For many people, bread is a daily staple. For some, it’s almost a religion, but for our farmers, it’s an honour.
When I talk to the certified farmers that we have across these Australian states, there is one common string of thought that’s most often repeated: it’s the feeling of contribution and ownership, knowing that their grains are actually going to be turned into food that is nourishing families.
Farming isn’t a job that is often rewarded with pats on the back or grand awards. It’s a day in day out gig that puts you at the mercy of the elements and often the markets as well.
There has been recent (but not nearly enough) attention on the impact that this has on the mental health of people on the land, but those things are only a part of the problem. If you are going to work in agriculture, you learn to roll with those things, but there’s something that is grindingly hard to bear, and somehow much more personal.
Farmers are about the most underappreciated workforce in society.
It never used to be that way. Farming used to be a respected and admired vocation. It was well understood that these people were the pillars that make civil society possible with their daily labour. They feed and clothe us, but somehow along the way, we as people lost connection with the food we ate and became obsessed with throwaway fashion. We totally forgot about or even pushed to the back of our minds the absolutely necessary service that this group of people brings to us.
In this day and age, most farmers never get to meet the person that eats the food that they have grown. Most say that they don’t mind this, as it lets them get on with the business of farming without too much interruption. But appreciation is totally under-rated and absolutely under-stated when it comes to farming.
I think our certified farmers are special, amazing, gifted people; specialising at nurturing soils, cultivating natural fertility, and ensuring the lands they are stewards of are left in a far better state than when they first came to manage them. But even those farmers are not immune to the general lack of appreciation.
For years they have been carefully caring for and tending their lands; attentively attuned to the needs of it to ensure it can continue to generate abundant, healthy, nourishing crops; only to have the grains they grow poured into the local grain markets and mixed with all of the others grains that are propped up with synthetic inputs.
For them to now know that their grain is reaching the potential that they had intended for it, and now being appreciated and sought after as a nourishing source of food, is one of the most satisfying and validating feelings for them.

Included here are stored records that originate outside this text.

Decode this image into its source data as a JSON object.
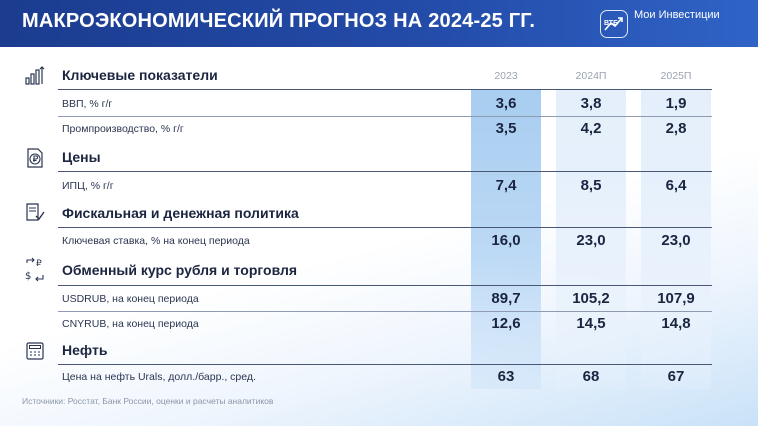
{
  "header": {
    "title": "МАКРОЭКОНОМИЧЕСКИЙ ПРОГНОЗ НА 2024-25 ГГ.",
    "brand_badge": "ВТБ",
    "brand_name": "Мои Инвестиции"
  },
  "columns": [
    "2023",
    "2024П",
    "2025П"
  ],
  "sections": [
    {
      "title": "Ключевые показатели",
      "icon": "bar-chart-icon",
      "rows": [
        {
          "label": "ВВП, % г/г",
          "values": [
            "3,6",
            "3,8",
            "1,9"
          ]
        },
        {
          "label": "Промпроизводство, % г/г",
          "values": [
            "3,5",
            "4,2",
            "2,8"
          ]
        }
      ]
    },
    {
      "title": "Цены",
      "icon": "ruble-tag-icon",
      "rows": [
        {
          "label": "ИПЦ, % г/г",
          "values": [
            "7,4",
            "8,5",
            "6,4"
          ]
        }
      ]
    },
    {
      "title": "Фискальная и денежная политика",
      "icon": "document-check-icon",
      "rows": [
        {
          "label": "Ключевая ставка, % на конец периода",
          "values": [
            "16,0",
            "23,0",
            "23,0"
          ]
        }
      ]
    },
    {
      "title": "Обменный курс рубля и торговля",
      "icon": "currency-exchange-icon",
      "rows": [
        {
          "label": "USDRUB, на конец периода",
          "values": [
            "89,7",
            "105,2",
            "107,9"
          ]
        },
        {
          "label": "CNYRUB, на конец периода",
          "values": [
            "12,6",
            "14,5",
            "14,8"
          ]
        }
      ]
    },
    {
      "title": "Нефть",
      "icon": "oil-barrel-icon",
      "rows": [
        {
          "label": "Цена на нефть Urals, долл./барр., сред.",
          "values": [
            "63",
            "68",
            "67"
          ]
        }
      ]
    }
  ],
  "footer": {
    "source": "Источники: Росстат, Банк России, оценки и расчеты аналитиков"
  },
  "colors": {
    "header": "#1b3c8f",
    "highlight_2023": "#a8cdf0",
    "highlight_forecast": "#e4effb"
  }
}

For these farmers, farming the way they do is an act of service: and although almost all of them would deny it if you ask them to their face, it’s almost a loving gesture; an act of love, and there’s no greater feeling of contribution than to know your efforts are wanted, necessary, valued and appreciated.
So thank you to all of the talented people that also craft with care and love the daily bread that is nourishing so many Australians.
Thank you for being the link that connects our farmers’ excellent grains with consumers.
Thank you for being makers that are also passionate about the nourishment of a nation, but that care about the provenance, the nutrient value, the quality, and the chemical-free status of the products you feed your community.
Thank you for sharing with us the honour of bread that is made with integrity, all the way from the farmers’ fields to your shopfront, food van, marketplace or kitchen, that supplies family homes, cafes, restaurants, and retail stores.
And thank you for giving them back their feeling of community and contribution and for being a part of the healing of Australia’s agricultural lands.